I finally have a working outline for the next book. I’ve been doing a fair amount of research and believe I have a plot concept that will work within the series. Of course, it will require more research as I flesh the details, but I have a start.
The premise is that the terrans are trained and sent on a mission to another suspect planet. However, this Earth-like planet is mostly dead with only small pockets that aren’t completely barren. There have been several anomalies detected requiring a force on the ground to investigate. Many scout ships are launched, but the book will follow only three of them as they seek to uncover the mysteries of what happened to the planet.
The goal is to weave in various landmarks that exist today and how they might appear after a society-ending cataclysm. I don’t want to mention which landmarks because that would be spoilers since the arriving teams don’t know what they are looking for or looking at. I hope a reader would enjoy each team’s bewilderment as they try to decode the clues before the clues become deadly.
Also, the prelude is the departure of the new unit, and the epilogue will be the conclusion of the investigation’s findings and resulting path to next steps, aka, a cliffhanger for another book if I write it. I’ve got to write this one first.
My goal is to try and take a little time each day to fill in the outline.
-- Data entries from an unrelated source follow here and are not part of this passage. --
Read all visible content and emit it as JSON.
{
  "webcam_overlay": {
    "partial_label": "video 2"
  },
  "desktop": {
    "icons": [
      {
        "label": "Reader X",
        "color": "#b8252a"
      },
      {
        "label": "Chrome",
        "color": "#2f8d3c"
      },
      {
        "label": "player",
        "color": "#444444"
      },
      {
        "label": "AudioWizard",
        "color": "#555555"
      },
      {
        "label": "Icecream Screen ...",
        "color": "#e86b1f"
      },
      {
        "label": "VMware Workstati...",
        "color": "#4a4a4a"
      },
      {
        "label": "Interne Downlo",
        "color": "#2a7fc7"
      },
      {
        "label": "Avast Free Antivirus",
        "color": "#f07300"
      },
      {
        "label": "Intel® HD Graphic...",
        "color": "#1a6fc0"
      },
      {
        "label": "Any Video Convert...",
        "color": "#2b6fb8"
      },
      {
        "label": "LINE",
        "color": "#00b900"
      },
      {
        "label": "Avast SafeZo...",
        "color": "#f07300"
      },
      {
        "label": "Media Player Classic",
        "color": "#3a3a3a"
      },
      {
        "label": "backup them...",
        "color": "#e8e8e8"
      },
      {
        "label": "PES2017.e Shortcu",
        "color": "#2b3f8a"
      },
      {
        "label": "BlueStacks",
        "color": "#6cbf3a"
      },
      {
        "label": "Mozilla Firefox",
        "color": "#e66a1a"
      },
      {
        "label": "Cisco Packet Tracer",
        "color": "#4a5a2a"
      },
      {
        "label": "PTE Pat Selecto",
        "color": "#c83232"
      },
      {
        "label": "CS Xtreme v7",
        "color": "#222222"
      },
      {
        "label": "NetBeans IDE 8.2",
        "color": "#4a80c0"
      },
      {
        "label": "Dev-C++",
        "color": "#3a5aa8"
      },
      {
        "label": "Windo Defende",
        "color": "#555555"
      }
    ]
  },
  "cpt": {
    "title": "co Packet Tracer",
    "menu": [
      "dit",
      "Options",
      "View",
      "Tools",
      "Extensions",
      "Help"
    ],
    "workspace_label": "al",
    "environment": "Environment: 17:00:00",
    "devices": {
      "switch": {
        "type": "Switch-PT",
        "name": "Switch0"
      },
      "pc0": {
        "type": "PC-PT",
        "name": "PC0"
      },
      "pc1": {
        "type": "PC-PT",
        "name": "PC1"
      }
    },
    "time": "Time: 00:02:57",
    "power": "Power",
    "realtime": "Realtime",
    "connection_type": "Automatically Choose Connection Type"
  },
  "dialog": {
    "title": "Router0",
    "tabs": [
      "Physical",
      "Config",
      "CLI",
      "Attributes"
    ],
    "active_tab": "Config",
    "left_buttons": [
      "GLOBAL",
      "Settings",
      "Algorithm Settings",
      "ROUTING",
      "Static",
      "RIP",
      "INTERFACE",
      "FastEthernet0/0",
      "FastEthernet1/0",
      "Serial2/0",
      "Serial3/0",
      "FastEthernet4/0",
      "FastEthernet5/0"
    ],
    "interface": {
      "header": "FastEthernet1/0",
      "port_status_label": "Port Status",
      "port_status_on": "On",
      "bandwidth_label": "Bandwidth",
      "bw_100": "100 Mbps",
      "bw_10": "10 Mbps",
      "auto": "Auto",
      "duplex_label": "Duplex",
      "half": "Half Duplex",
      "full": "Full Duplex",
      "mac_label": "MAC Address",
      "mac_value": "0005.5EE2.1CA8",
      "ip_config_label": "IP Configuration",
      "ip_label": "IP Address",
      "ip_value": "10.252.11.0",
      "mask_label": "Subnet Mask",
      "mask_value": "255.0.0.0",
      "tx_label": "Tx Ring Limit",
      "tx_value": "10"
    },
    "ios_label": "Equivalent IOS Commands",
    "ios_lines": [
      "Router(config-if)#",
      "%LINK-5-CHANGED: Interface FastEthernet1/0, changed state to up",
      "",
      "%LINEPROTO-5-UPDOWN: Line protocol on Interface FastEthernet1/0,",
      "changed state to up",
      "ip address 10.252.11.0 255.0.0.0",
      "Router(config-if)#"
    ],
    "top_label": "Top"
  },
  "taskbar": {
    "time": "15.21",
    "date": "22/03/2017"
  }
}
It will be clunky at first, but at some point, as it tends to do, the characters will be established enough that they will just starting writing it for me. The key is to mold each one with specific views and motivations. It generally takes off from there. The challenge is getting there with three separate teams, three separate stories, all toward a unified conclusion.
Not like I have fans, but if anyone reads it, they might not get all the references. Some of the ideas I have will require deep cuts from myth and lore that are not well know outside of specific circles interested in such topics. Even I didn’t know about all of them, so the research will continue for me to even come close to doing such stories justice.
But when you’re dealing with obscure European folk tails maybe a bit of literary flexibility is okay. Just a little.